Termasuk menghindari got-got di sepanjang kiri dan kanan jalan lingkungan tempatku tinggal ini. Aku jadi teringat seorang pejabat kelurahan sini yang kecebur got waktu nyari muka masyarakat setempat, berkampanye, demi memuluskan jalannya menuju singgasana camat. Aku masih merasa geli sendiri kalau mengingatnya.

Tapi perasaanku kembali ngedumel gara-gara teman-temanku batal hadir buat mabora (mabok rame-rame) di tempat biasa. Tempat yang aku maksud itu dulunya adalah pangkalan ojek, namun belakangan sepi karena para penarik ojeknya rata-rata sudah bergabung menjadi mitra ojol. Mereka terpaksa menerima disebut mitra, yang menyiratkan kerja sama saling menguntungkan meski kenyataannya sudah sekian kali berdemo, karena merasa dirugikan oleh pihak aplikator.

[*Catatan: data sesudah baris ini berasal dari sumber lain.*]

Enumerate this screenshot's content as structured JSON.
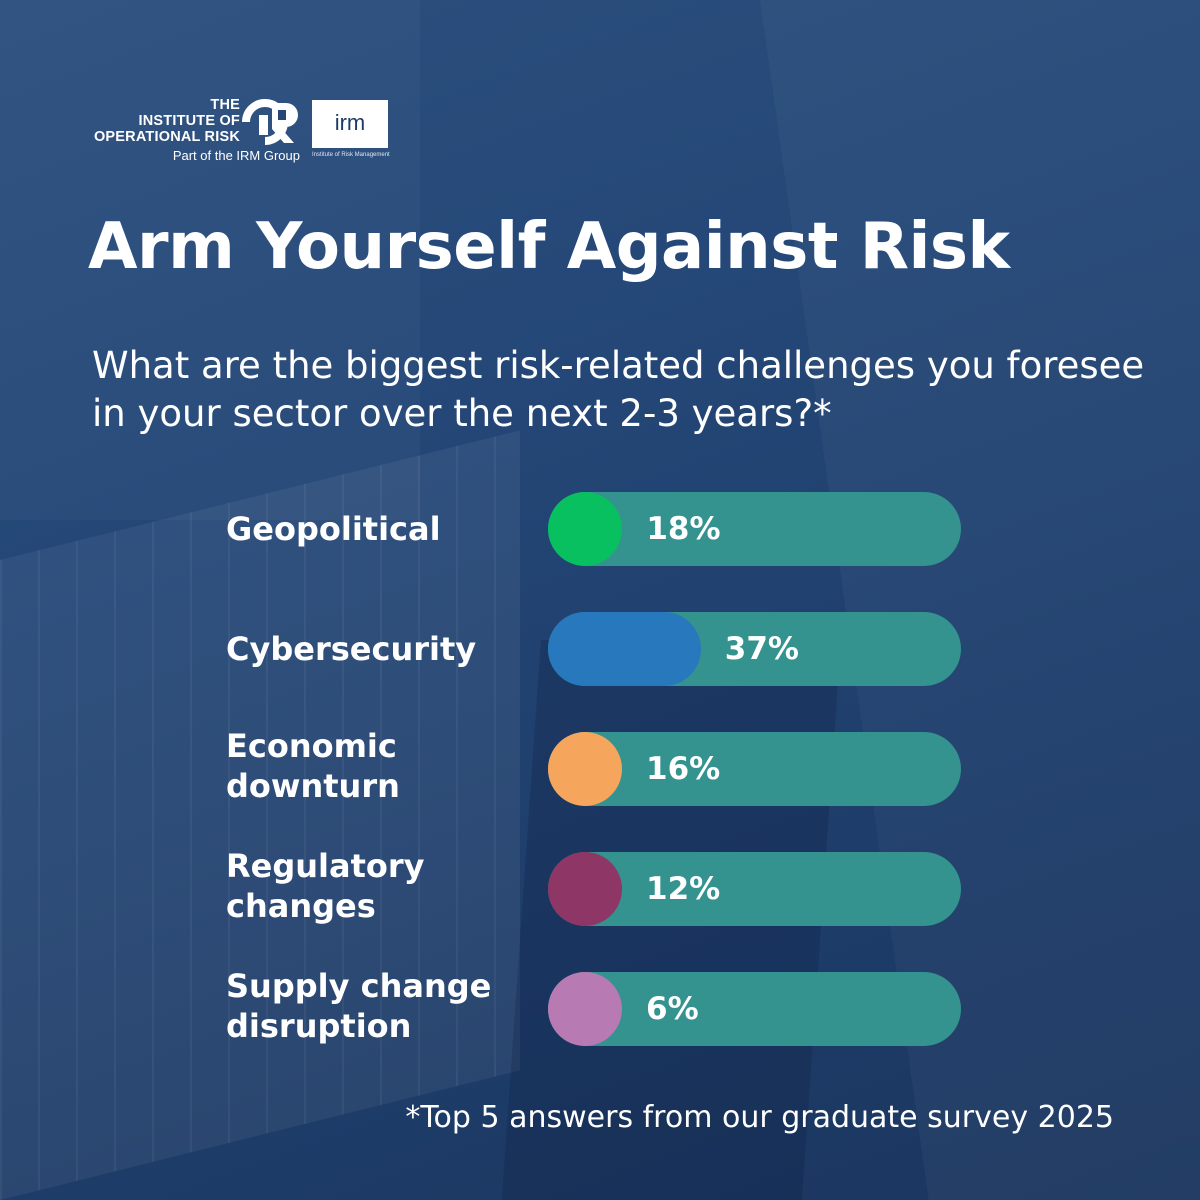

Sayangnya aku tidak bisa menyalahkan teman-temanku sepenuhnya. Di malam yang sumuk ini, aku akui, memang kurang pas memanaskan kerongkongan dengan amer, setidaknya begitu menurutku. Sebenarnya aku cuma ingin nongkrong, dan kebetulan ameran merupakan salah satu ritual nongkrong kami, jadinya aku bawa. Mungkin faktor temperatur juga yang bikin ajakanku tidak mempan di hadapan mereka kali ini. Segelas besar teh manis pakai batu es jelas lebih menggoda. 

Mau tak mau, aku minum sendirian menggunakan gelas plastik, walau tak sampai habis. Maka sebagian amer yang tersisa di botol aku masukkan ke kantong plastik seperapatan (bisa jadi lebih besar dari itu, aku tidak hafal ukuran plastik, tapi jenis plastiknya seperti yang seperapatan: berbentuk kotak dan tidak berwarna, bening). Kemudian aku cekik leher plastik untuk menentengnya pulang, dan akan kusimpan buat besok saja, daripada mubazir seandainya dibuang.

“Ton… Tono!” tiba-tiba ada suara memanggilku dalam perjalanan, arahnya dari belokan jalan di sebelah kananku. Aku menoleh, di situ ada salah seorang tetanggaku, Mas Didi, sedang duduk-duduk di pos ronda. 

“Ada apa, Mas?” tanyaku ketika langkah kakiku sudah berada di dekatnya.

“Kamu masih doyan beginian?” Ia malah balik bertanya begitu matanya melirik minuman haram di tanganku.

“Penginnya, sih, berhenti, Mas, tapi susah juga, ya,” jawabku sekenanya sambil cengengesan.

“Aduh, sayang banget, dong, kamu ke musala sehari lima kali.”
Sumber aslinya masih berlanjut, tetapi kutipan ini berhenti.